Thursday, November 4, 2021

clutches

Mostly these days I wish I was dreaming, at least when I’m not wishing I was dead. The hours gnaw my bones with languor, savoring every wince and ache. The days amble past with spit and sneers, snuffing last lingering hopes, seeding pain between blood and ghost in lazy strings, the sharpness of the sun leaping off the windows of a passing train. I am sick and I am seething, beaten to pieces by being, torn apart about the soul. When I sleep I am brutally alone, stuck in the cage of my own clutches, bony shoulders and cold hands. Dusk and dawn, the curtains drawn, switches turned off or on. 


Look, I’m sorry that I ever met you. I’m sorry that I ever got this far. Nothing tender even in the dreaming. Nothing much but numb or hurt. The little that I’m left with and the whole lot harder to come, the calendar another dog, another galaxy. The snakes and sticks we reason with, the perfect illumination of every emptied shelf. Now all I am is out to sea. Now I’m only time doling out the sentence in bruises and in breaks. Staying where the words don’t work, front row for the train wreck that’s assured.

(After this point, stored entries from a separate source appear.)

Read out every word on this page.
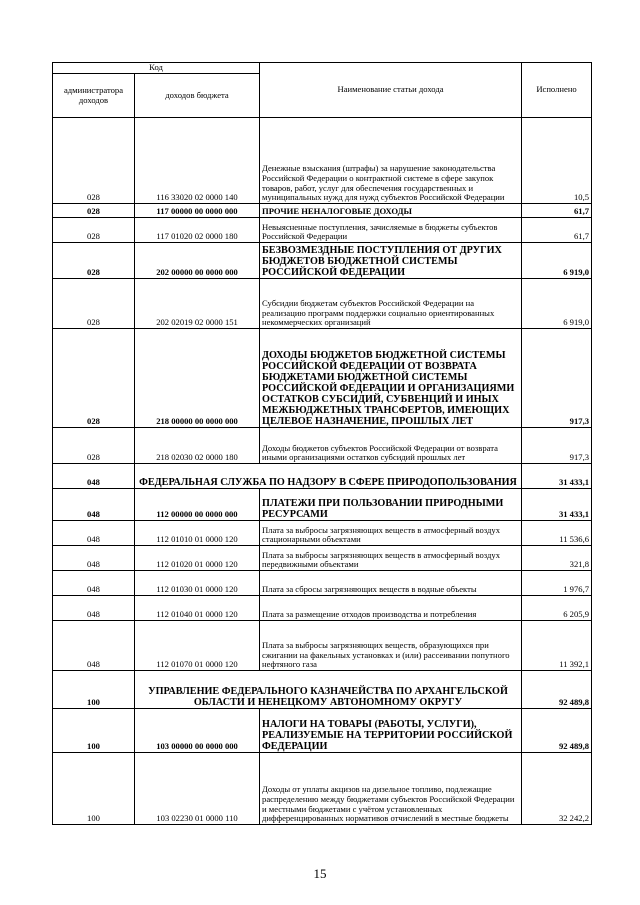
Код		Наименование статьи дохода	Исполнено
администратора доходов	доходов бюджета		
028	116 33020 02 0000 140	Денежные взыскания (штрафы) за нарушение законодательства Российской Федерации о контрактной системе в сфере закупок товаров, работ, услуг для обеспечения государственных и муниципальных нужд для нужд субъектов Российской Федерации	10,5
028	117 00000 00 0000 000	ПРОЧИЕ НЕНАЛОГОВЫЕ ДОХОДЫ	61,7
028	117 01020 02 0000 180	Невыясненные поступления, зачисляемые в бюджеты субъектов Российской Федерации	61,7
028	202 00000 00 0000 000	БЕЗВОЗМЕЗДНЫЕ ПОСТУПЛЕНИЯ ОТ ДРУГИХ БЮДЖЕТОВ БЮДЖЕТНОЙ СИСТЕМЫ РОССИЙСКОЙ ФЕДЕРАЦИИ	6 919,0
028	202 02019 02 0000 151	Субсидии бюджетам субъектов Российской Федерации на реализацию программ поддержки социально ориентированных некоммерческих организаций	6 919,0
028	218 00000 00 0000 000	ДОХОДЫ БЮДЖЕТОВ БЮДЖЕТНОЙ СИСТЕМЫ РОССИЙСКОЙ ФЕДЕРАЦИИ ОТ ВОЗВРАТА БЮДЖЕТАМИ БЮДЖЕТНОЙ СИСТЕМЫ РОССИЙСКОЙ ФЕДЕРАЦИИ И ОРГАНИЗАЦИЯМИ ОСТАТКОВ СУБСИДИЙ, СУБВЕНЦИЙ И ИНЫХ МЕЖБЮДЖЕТНЫХ ТРАНСФЕРТОВ, ИМЕЮЩИХ ЦЕЛЕВОЕ НАЗНАЧЕНИЕ, ПРОШЛЫХ ЛЕТ	917,3
028	218 02030 02 0000 180	Доходы бюджетов субъектов Российской Федерации от возврата иными организациями остатков субсидий прошлых лет	917,3
048	ФЕДЕРАЛЬНАЯ СЛУЖБА ПО НАДЗОРУ В СФЕРЕ ПРИРОДОПОЛЬЗОВАНИЯ		31 433,1
048	112 00000 00 0000 000	ПЛАТЕЖИ ПРИ ПОЛЬЗОВАНИИ ПРИРОДНЫМИ РЕСУРСАМИ	31 433,1
048	112 01010 01 0000 120	Плата за выбросы загрязняющих веществ в атмосферный воздух стационарными объектами	11 536,6
048	112 01020 01 0000 120	Плата за выбросы загрязняющих веществ в атмосферный воздух передвижными объектами	321,8
048	112 01030 01 0000 120	Плата за сбросы загрязняющих веществ в водные объекты	1 976,7
048	112 01040 01 0000 120	Плата за размещение отходов производства и потребления	6 205,9
048	112 01070 01 0000 120	Плата за выбросы загрязняющих веществ, образующихся при сжигании на факельных установках и (или) рассеивании попутного нефтяного газа	11 392,1
100	УПРАВЛЕНИЕ ФЕДЕРАЛЬНОГО КАЗНАЧЕЙСТВА ПО АРХАНГЕЛЬСКОЙ ОБЛАСТИ И НЕНЕЦКОМУ АВТОНОМНОМУ ОКРУГУ		92 489,8
100	103 00000 00 0000 000	НАЛОГИ НА ТОВАРЫ (РАБОТЫ, УСЛУГИ), РЕАЛИЗУЕМЫЕ НА ТЕРРИТОРИИ РОССИЙСКОЙ ФЕДЕРАЦИИ	92 489,8
100	103 02230 01 0000 110	Доходы от уплаты акцизов на дизельное топливо, подлежащие распределению между бюджетами субъектов Российской Федерации и местными бюджетами с учётом установленных дифференцированных нормативов отчислений в местные бюджеты	32 242,2
15
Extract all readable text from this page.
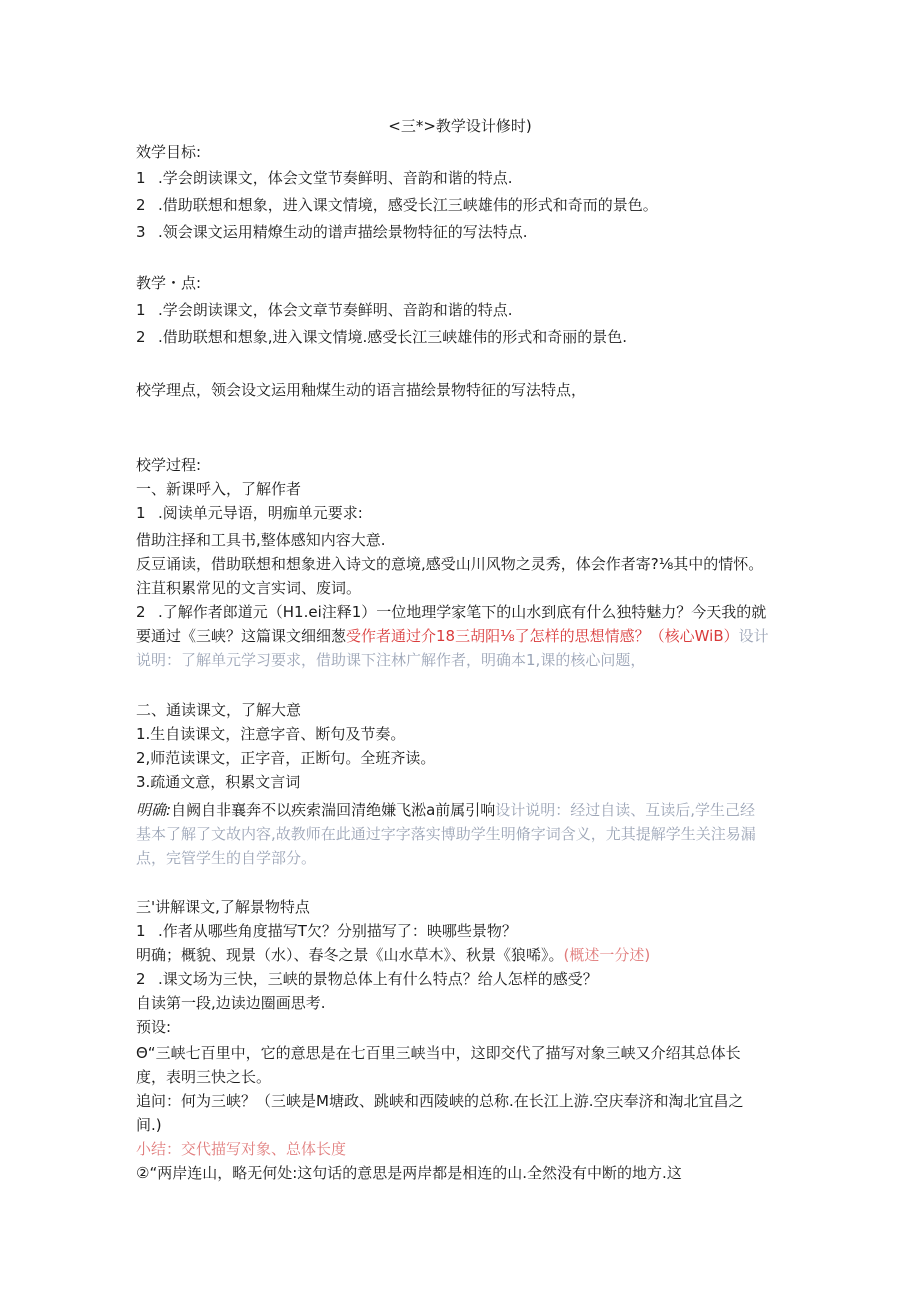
<三*>教学设计修时)
效学目标:
1 .学会朗读课文，体会文堂节奏鲜明、音韵和谐的特点.
2 .借助联想和想象，进入课文情境，感受长江三峡雄伟的形式和奇而的景色。
3 .领会课文运用精燎生动的谱声描绘景物特征的写法特点.
教学・点:
1 .学会朗读课文，体会文章节奏鲜明、音韵和谐的特点.
2 .借助联想和想象,进入课文情境.感受长江三峡雄伟的形式和奇丽的景色.
校学理点，领会设文运用釉煤生动的语言描绘景物特征的写法特点，
校学过程:
一、新课呼入，了解作者
1 .阅读单元导语，明痂单元要求:
借助注择和工具书,整体感知内容大意.
反豆诵读，借助联想和想象进入诗文的意境,感受山川风物之灵秀，体会作者寄?⅛其中的情怀。
注苴积累常见的文言实词、废词。
2 .了解作者郎道元（H1.ei注释1）一位地理学家笔下的山水到底有什么独特魅力？今天我的就
要通过《三峡？这篇课文细细葱受作者通过介18三胡阳⅛了怎样的思想情感？（核心WiB）设计
说明：了解单元学习要求，借助课下注林广解作者，明确本1,课的核心问题，
二、通读课文，了解大意
1.生自读课文，注意字音、断句及节奏。
2,师范读课文，正字音，正断句。全班齐读。
3.疏通文意，积累文言词
明确:自阙自非襄奔不以疾索湍回清绝嫌飞淞a前属引响设计说明：经过自读、互读后,学生己经
基本了解了文故内容,故教师在此通过字字落实博助学生明脩字词含义，尤其提解学生关注易漏
点，完管学生的自学部分。
三'讲解课文,了解景物特点
1 .作者从哪些角度描写T欠？分别描写了：映哪些景物？
明确；概貌、现景（水）、春冬之景《山水草木》、秋景《狼唏》。(概述一分述)
2 .课文场为三快，三峡的景物总体上有什么特点？给人怎样的感受？
自读第一段,边读边圈画思考.
预设:
Θ“三峡七百里中，它的意思是在七百里三峡当中，这即交代了描写对象三峡又介绍其总体长
度，表明三快之长。
追问：何为三峡？（三峡是M塘政、跳峡和西陵峡的总称.在长江上游.空庆奉济和淘北宜昌之
间.)
小结：交代描写对象、总体长度
②“两岸连山，略无何处:这句话的意思是两岸都是相连的山.全然没有中断的地方.这
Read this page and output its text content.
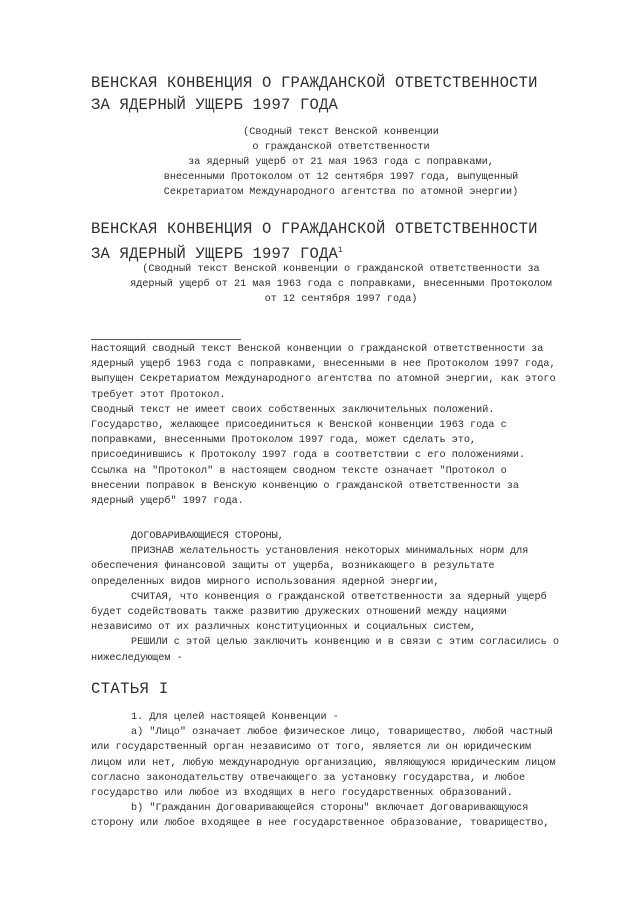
ВЕНСКАЯ КОНВЕНЦИЯ О ГРАЖДАНСКОЙ ОТВЕТСТВЕННОСТИ
ЗА ЯДЕРНЫЙ УЩЕРБ 1997 ГОДА
(Сводный текст Венской конвенции
о гражданской ответственности
за ядерный ущерб от 21 мая 1963 года с поправками,
внесенными Протоколом от 12 сентября 1997 года, выпущенный
Секретариатом Международного агентства по атомной энергии)
ВЕНСКАЯ КОНВЕНЦИЯ О ГРАЖДАНСКОЙ ОТВЕТСТВЕННОСТИ
ЗА ЯДЕРНЫЙ УЩЕРБ 1997 ГОДА$^1$
(Сводный текст Венской конвенции о гражданской ответственности за
ядерный ущерб от 21 мая 1963 года с поправками, внесенными Протоколом
от 12 сентября 1997 года)
Настоящий сводный текст Венской конвенции о гражданской ответственности за
ядерный ущерб 1963 года с поправками, внесенными в нее Протоколом 1997 года,
выпущен Секретариатом Международного агентства по атомной энергии, как этого
требует этот Протокол.
Сводный текст не имеет своих собственных заключительных положений.
Государство, желающее присоединиться к Венской конвенции 1963 года с
поправками, внесенными Протоколом 1997 года, может сделать это,
присоединившись к Протоколу 1997 года в соответствии с его положениями.
Ссылка на "Протокол" в настоящем сводном тексте означает "Протокол о
внесении поправок в Венскую конвенцию о гражданской ответственности за
ядерный ущерб" 1997 года.
ДОГОВАРИВАЮЩИЕСЯ СТОРОНЫ,
ПРИЗНАВ желательность установления некоторых минимальных норм для
обеспечения финансовой защиты от ущерба, возникающего в результате
определенных видов мирного использования ядерной энергии,
СЧИТАЯ, что конвенция о гражданской ответственности за ядерный ущерб
будет содействовать также развитию дружеских отношений между нациями
независимо от их различных конституционных и социальных систем,
РЕШИЛИ с этой целью заключить конвенцию и в связи с этим согласились о
нижеследующем -
СТАТЬЯ I
1. Для целей настоящей Конвенции -
a) "Лицо" означает любое физическое лицо, товарищество, любой частный
или государственный орган независимо от того, является ли он юридическим
лицом или нет, любую международную организацию, являющуюся юридическим лицом
согласно законодательству отвечающего за установку государства, и любое
государство или любое из входящих в него государственных образований.
b) "Гражданин Договаривающейся стороны" включает Договаривающуюся
сторону или любое входящее в нее государственное образование, товарищество,
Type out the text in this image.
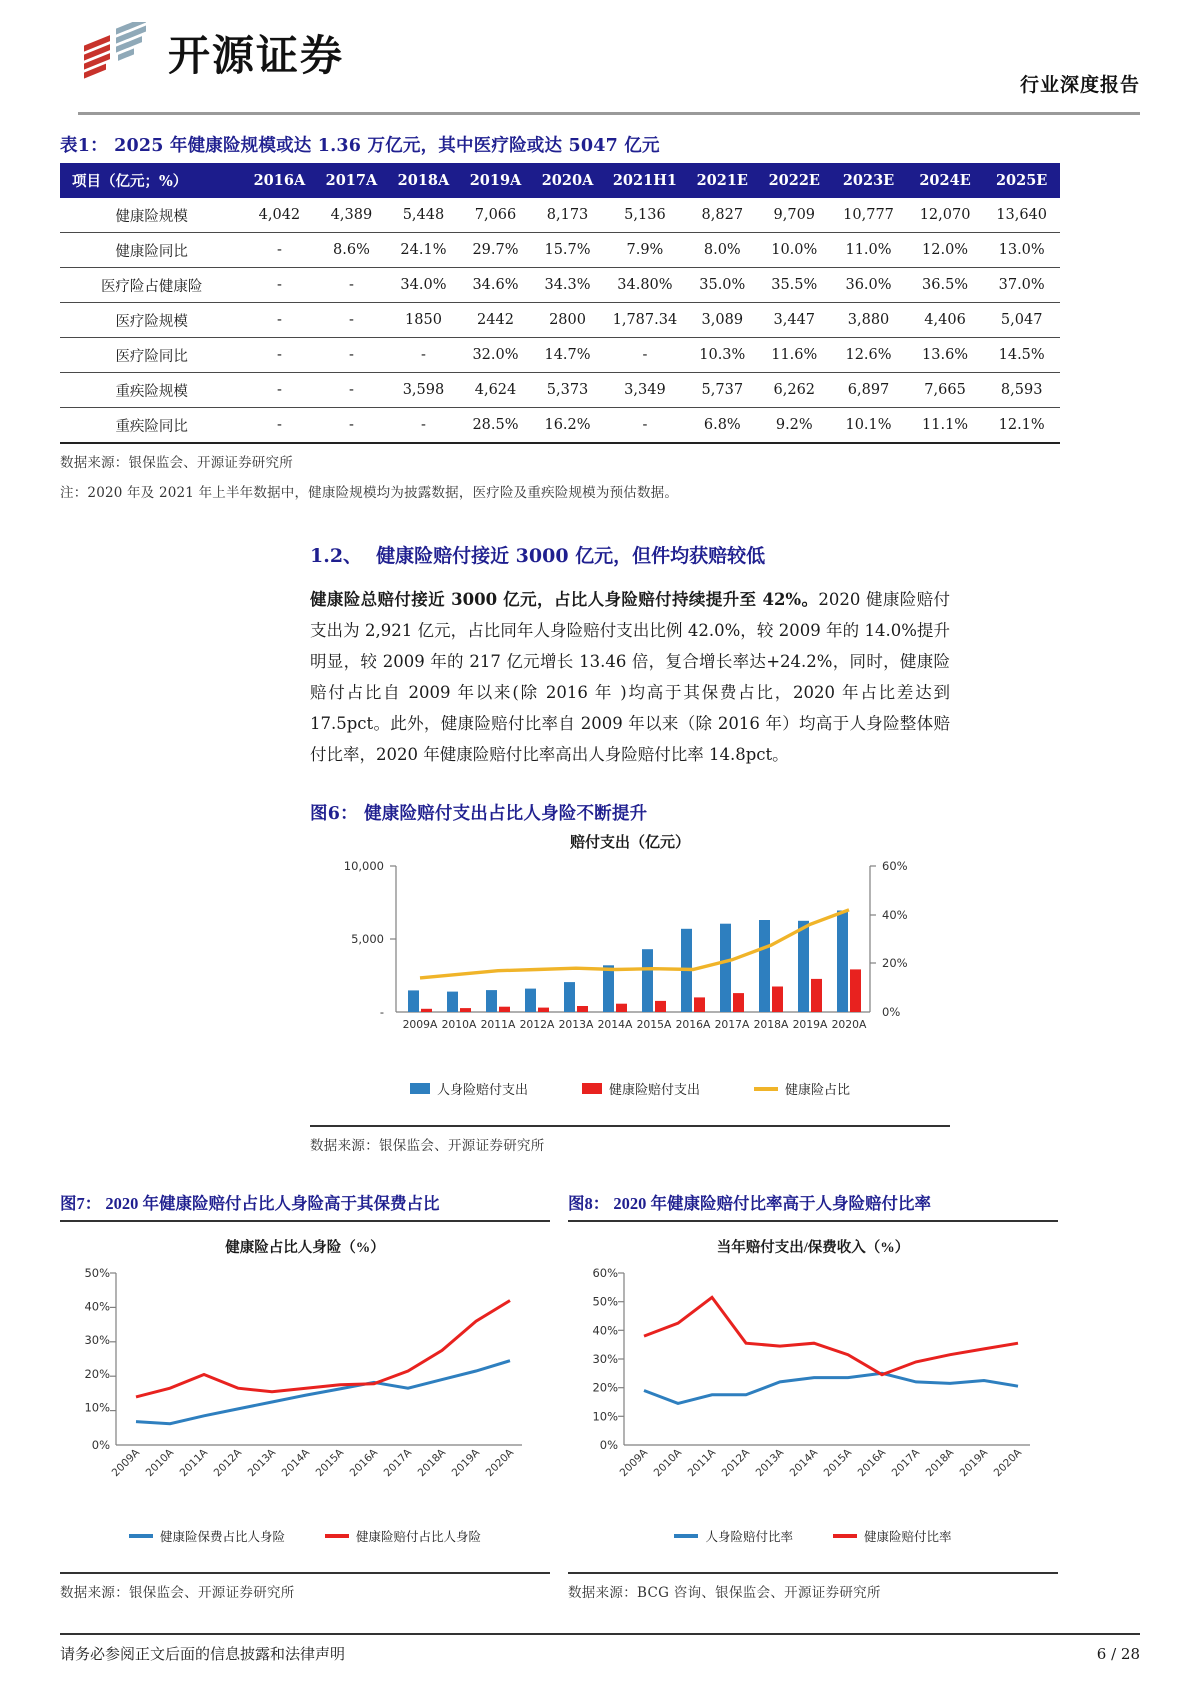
开源证券
行业深度报告
表1： 2025 年健康险规模或达 1.36 万亿元，其中医疗险或达 5047 亿元
项目（亿元；%）	2016A	2017A	2018A	2019A	2020A	2021H1	2021E	2022E	2023E	2024E	2025E
健康险规模	4,042	4,389	5,448	7,066	8,173	5,136	8,827	9,709	10,777	12,070	13,640
健康险同比	-	8.6%	24.1%	29.7%	15.7%	7.9%	8.0%	10.0%	11.0%	12.0%	13.0%
医疗险占健康险	-	-	34.0%	34.6%	34.3%	34.80%	35.0%	35.5%	36.0%	36.5%	37.0%
医疗险规模	-	-	1850	2442	2800	1,787.34	3,089	3,447	3,880	4,406	5,047
医疗险同比	-	-	-	32.0%	14.7%	-	10.3%	11.6%	12.6%	13.6%	14.5%
重疾险规模	-	-	3,598	4,624	5,373	3,349	5,737	6,262	6,897	7,665	8,593
重疾险同比	-	-	-	28.5%	16.2%	-	6.8%	9.2%	10.1%	11.1%	12.1%
数据来源：银保监会、开源证券研究所
注：2020 年及 2021 年上半年数据中，健康险规模均为披露数据，医疗险及重疾险规模为预估数据。
1.2、 健康险赔付接近 3000 亿元，但件均获赔较低

健康险总赔付接近 3000 亿元，占比人身险赔付持续提升至 42%。2020 健康险赔付支出为 2,921 亿元，占比同年人身险赔付支出比例 42.0%，较 2009 年的 14.0%提升明显，较 2009 年的 217 亿元增长 13.46 倍，复合增长率达+24.2%，同时，健康险赔付占比自 2009 年以来(除 2016 年 )均高于其保费占比，2020 年占比差达到 17.5pct。此外，健康险赔付比率自 2009 年以来（除 2016 年）均高于人身险整体赔付比率，2020 年健康险赔付比率高出人身险赔付比率 14.8pct。

图6： 健康险赔付支出占比人身险不断提升
赔付支出（亿元）
10,000
5,000
-
60%
40%
20%
0%
2009A 2010A 2011A 2012A 2013A 2014A 2015A 2016A 2017A 2018A 2019A 2020A
人身险赔付支出	健康险赔付支出	健康险占比
数据来源：银保监会、开源证券研究所
图7： 2020 年健康险赔付占比人身险高于其保费占比
健康险占比人身险（%）
50%
40%
30%
20%
10%
0%
2009A 2010A 2011A 2012A 2013A 2014A 2015A 2016A 2017A 2018A 2019A 2020A
健康险保费占比人身险	健康险赔付占比人身险
数据来源：银保监会、开源证券研究所
图8： 2020 年健康险赔付比率高于人身险赔付比率
当年赔付支出/保费收入（%）
60%
50%
40%
30%
20%
10%
0%
2009A 2010A 2011A 2012A 2013A 2014A 2015A 2016A 2017A 2018A 2019A 2020A
人身险赔付比率	健康险赔付比率
数据来源：BCG 咨询、银保监会、开源证券研究所
请务必参阅正文后面的信息披露和法律声明	6 / 28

So I lay me down to sleep, curled on my left side, pillows pinned down by my heavy head and the crick in my neck. I pull my tatty blankets up around my sore shoulders, the worn out sleeping bag and the consolation quilt, all cough and huddle wrestling down the relax. Once I held a pillow tight, placeholder for my misplaced lover. Now lovers are over, and I clutch tight my own flesh and bones. Oh lost love, oh great empty, gathering chasm and gaping nirvana. Now the night comes early. Now the ache opens up its heart. Hold tight this fearful creature, hold close this inevitable end.